In the case of the dead pledge (Mortum Vadium) the lender received benefits from the property towards the discharge of the element of interest only leaving the principal sum to the responsibility of the borrower so that any benefits to the property was to be applied towards discharging interest accrued rather than the principal amount advanced.

Because of the practice as embraced under common law a lot of injustice and unfairness characterised the operations of the mortgage institutions and due to this, equity intervened to reign in on the perceived harshness of the mortgage institution as operated under common law for instance under common law upon a borrower defaulting in his paying obligations the element to forfeiture of the property which had been offered as security for the loan was very much the preferred remedy and this meant that the borrower would lose his interests and rights in the property regardless of its value and this in situations that involved very low levels of credit represented injustice and so equity intervened to put straight the underlying concepts behind these forms of mortgage transactions and in doing so it was guided by the principle that once a mortgage always a mortgage and in seeking financial accommodation the property owner is not saying that he has given up his rights and interests and is ready to forfeit. On the contrary the understanding is that here is somebody who has property but lacks credit with which to develop his property and is merely seeking some funds to develop his property with the understanding that the property will be turned over to him as soon as he makes arrangements to repay and common law should not make this hard. Equity intervened to proclaim the principle that once a mortgage always a mortgage meaning the right of the property owners should not be trampled on.

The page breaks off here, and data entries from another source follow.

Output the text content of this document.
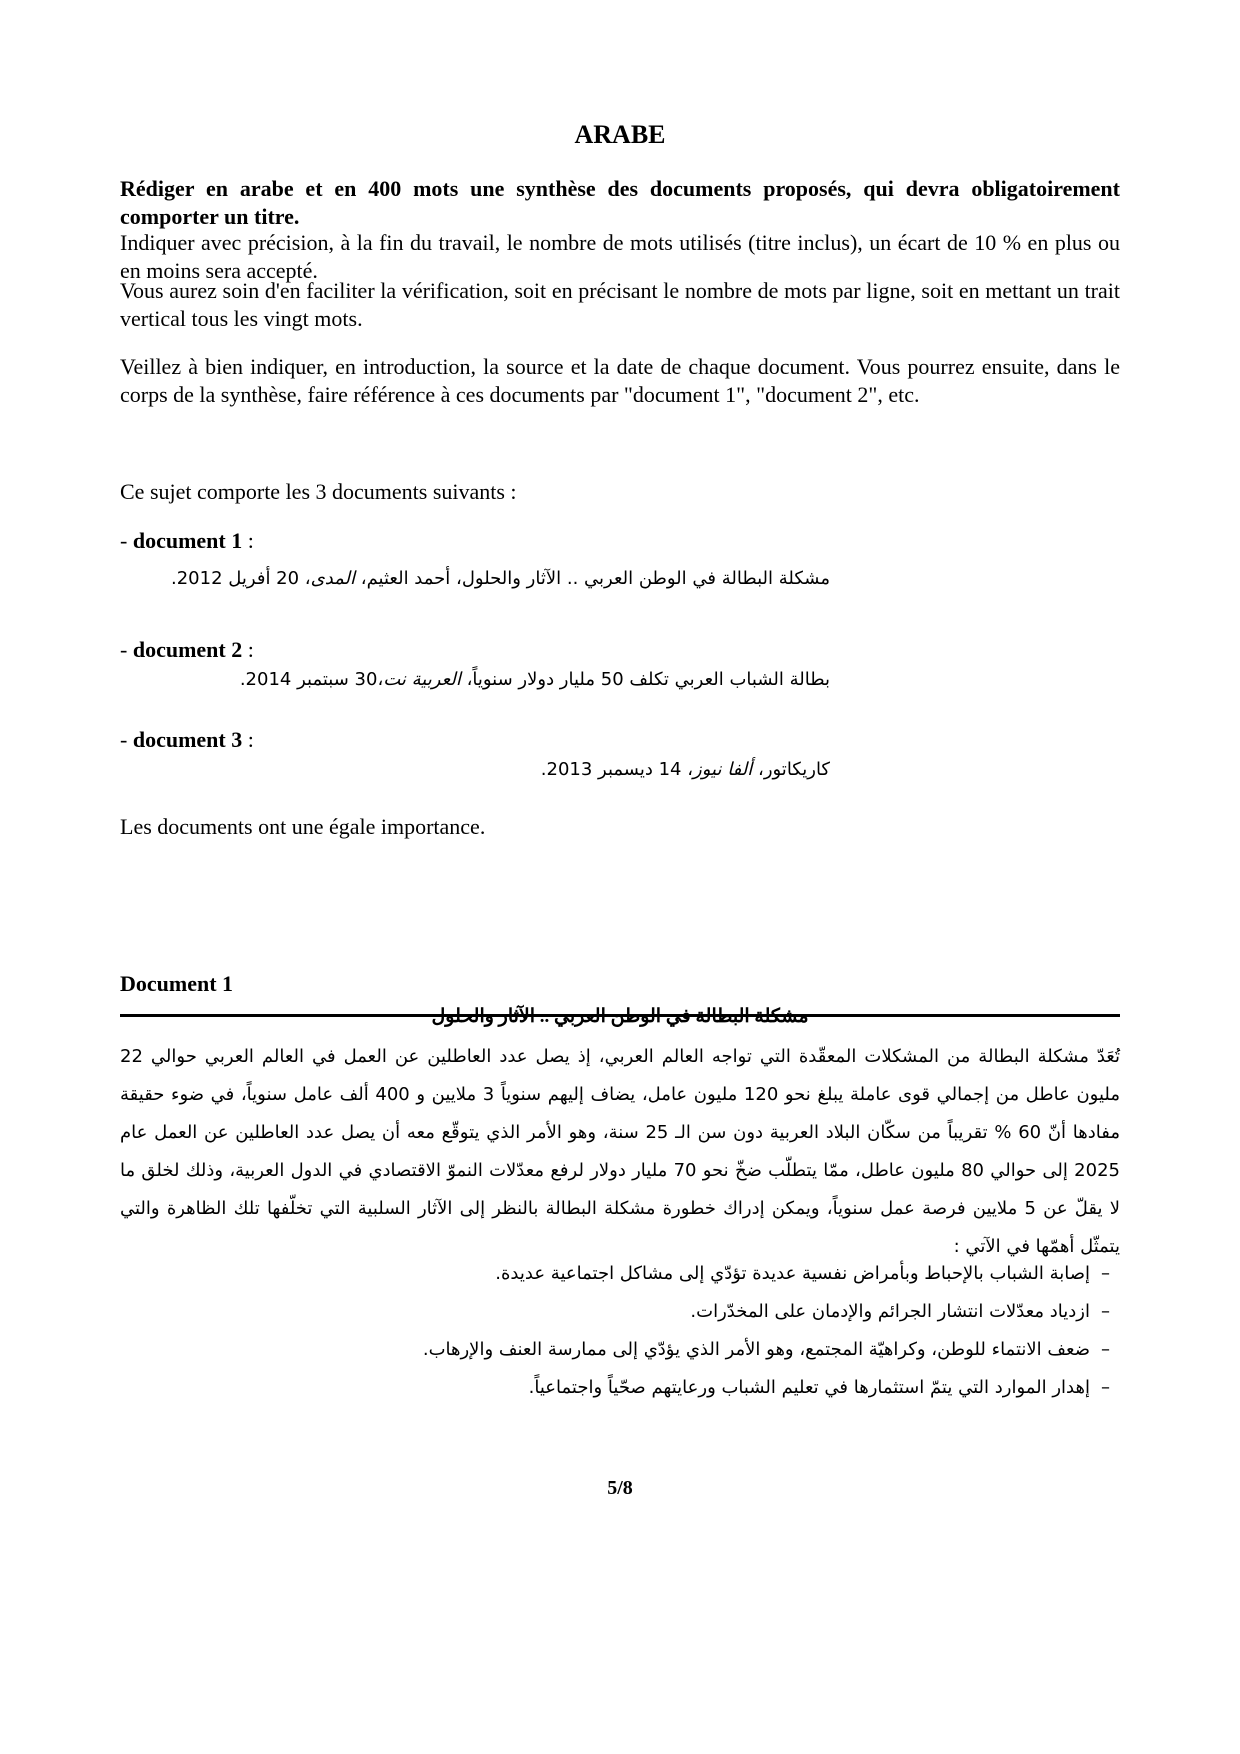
ARABE
Rédiger en arabe et en 400 mots une synthèse des documents proposés, qui devra obligatoirement comporter un titre.
Indiquer avec précision, à la fin du travail, le nombre de mots utilisés (titre inclus), un écart de 10 % en plus ou en moins sera accepté.
Vous aurez soin d'en faciliter la vérification, soit en précisant le nombre de mots par ligne, soit en mettant un trait vertical tous les vingt mots.
Veillez à bien indiquer, en introduction, la source et la date de chaque document. Vous pourrez ensuite, dans le corps de la synthèse, faire référence à ces documents par "document 1", "document 2", etc.
Ce sujet comporte les 3 documents suivants :
- document 1 :
مشكلة البطالة في الوطن العربي .. الآثار والحلول، أحمد العثيم، المدى، 20 أفريل 2012.
- document 2 :
بطالة الشباب العربي تكلف 50 مليار دولار سنوياً، العربية نت،30 سبتمبر 2014.
- document 3 :
كاريكاتور، ألفا نيوز، 14 ديسمبر 2013.
Les documents ont une égale importance.
Document 1
مشكلة البطالة في الوطن العربي .. الآثار والحلول
تُعَدّ مشكلة البطالة من المشكلات المعقّدة التي تواجه العالم العربي، إذ يصل عدد العاطلين عن العمل في العالم العربي حوالي 22 مليون عاطل من إجمالي قوى عاملة يبلغ نحو 120 مليون عامل، يضاف إليهم سنوياً 3 ملايين و 400 ألف عامل سنوياً، في ضوء حقيقة مفادها أنّ 60 % تقريباً من سكّان البلاد العربية دون سن الـ 25 سنة، وهو الأمر الذي يتوقّع معه أن يصل عدد العاطلين عن العمل عام 2025 إلى حوالي 80 مليون عاطل، ممّا يتطلّب ضخّ نحو 70 مليار دولار لرفع معدّلات النموّ الاقتصادي في الدول العربية، وذلك لخلق ما لا يقلّ عن 5 ملايين فرصة عمل سنوياً، ويمكن إدراك خطورة مشكلة البطالة بالنظر إلى الآثار السلبية التي تخلّفها تلك الظاهرة والتي يتمثّل أهمّها في الآتي :
– إصابة الشباب بالإحباط وبأمراض نفسية عديدة تؤدّي إلى مشاكل اجتماعية عديدة.
– ازدياد معدّلات انتشار الجرائم والإدمان على المخدّرات.
– ضعف الانتماء للوطن، وكراهيّة المجتمع، وهو الأمر الذي يؤدّي إلى ممارسة العنف والإرهاب.
– إهدار الموارد التي يتمّ استثمارها في تعليم الشباب ورعايتهم صحّياً واجتماعياً.
5/8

The interests and rights in the property were merely confined to that of affording security that the lenders principal sum would be repaid and not that he would seize and take possession and deprive the property owner of the property and this was the starting point for the courts of chancery. They developed certain rules which guided the activities and powers or the limits within which the parties could exercise their respective rights in connection with the arrangements. Failure for the borrower to pay on the agreed date did not extinguish their interests in the property and therefore it did not necessarily have to cause the borrower to forfeit his property to the lender and by applying these rules the courts of chancery developed the equity of redemption and the Equitable Right to Redeem.

Equity of Redemption gave the mortgagor a general right to redeem his property on/or before the actual date of redemption whereas the equitable right regime gave the borrower what was a form of grace period which extended long past the actual contractual date of redemption, for the borrower enjoyed a right to redeem the property even long after the expiry of the agreed date of redemption. A borrower did not have to live in mortal fear of losing his property merely because he had failed to meet the deadline as set in the contractual date of redemption.